The Women's Sports Foundation released a new report today about youth sports, examining participation rates and trends across class, race, and geographic regions. Nationally, boys participate in youth sports at higher rates than girls. However, this gap is widest in urban, immigrant, and nonwhite communities. Though Title IX does not directly govern youth sports opportunities outside the context of schools, the statute's affect on culture has created a wide range of opportunities for girls. But, the report's lead author, Professor Don Sabo told the New York Times, "Title IX has left a favorable footprint on the soil of suburban communities...[but] it has yet to produce any semblance of equity within urban communities throughout the United States.”
The report also documents the benefits of youth sports participation on children’s general health and body esteem, healthy weight, popularity, quality of life and educational achievement.
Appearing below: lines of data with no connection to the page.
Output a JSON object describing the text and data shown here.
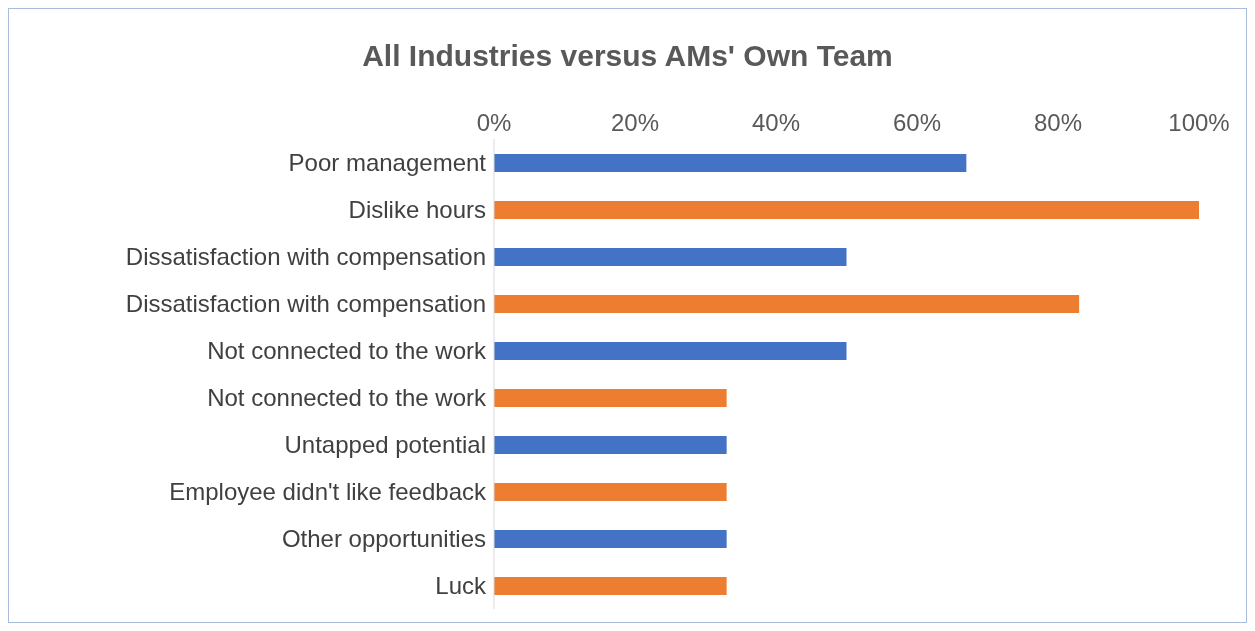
{
  "chart_data": {
    "type": "bar",
    "orientation": "horizontal",
    "title": "All Industries versus AMs' Own Team",
    "categories": [
      "Poor management",
      "Dislike hours",
      "Dissatisfaction with compensation",
      "Dissatisfaction with compensation",
      "Not connected to the work",
      "Not connected to the work",
      "Untapped potential",
      "Employee didn't like feedback",
      "Other opportunities",
      "Luck"
    ],
    "values": [
      67,
      100,
      50,
      83,
      50,
      33,
      33,
      33,
      33,
      33
    ],
    "colors": [
      "#4472c4",
      "#ed7d31",
      "#4472c4",
      "#ed7d31",
      "#4472c4",
      "#ed7d31",
      "#4472c4",
      "#ed7d31",
      "#4472c4",
      "#ed7d31"
    ],
    "xlim": [
      0,
      100
    ],
    "xticks": [
      {
        "value": 0,
        "label": "0%"
      },
      {
        "value": 20,
        "label": "20%"
      },
      {
        "value": 40,
        "label": "40%"
      },
      {
        "value": 60,
        "label": "60%"
      },
      {
        "value": 80,
        "label": "80%"
      },
      {
        "value": 100,
        "label": "100%"
      }
    ],
    "grid": false,
    "legend": false
  }
}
It also finds a positive correlation between children's participation in youth sports and strong families because it encourages intrafamily communication and time spent together.
In light of the social significance and benefits of youth sport participation, the WSF argues that policymakers should address the gender gap, especially in urban and minority communities. Schools, community organizations, churches and other nonprofits should be encouraged and supported in their efforts to provide more "girl-centered sports and exercise programs that emphasize 'fun and friendships'" that are likely to attract girls of elementary school age. It is also important to lower the barriers to entry to middle school sports, as the increasingly competitive nature of sports deters girls who have not played before.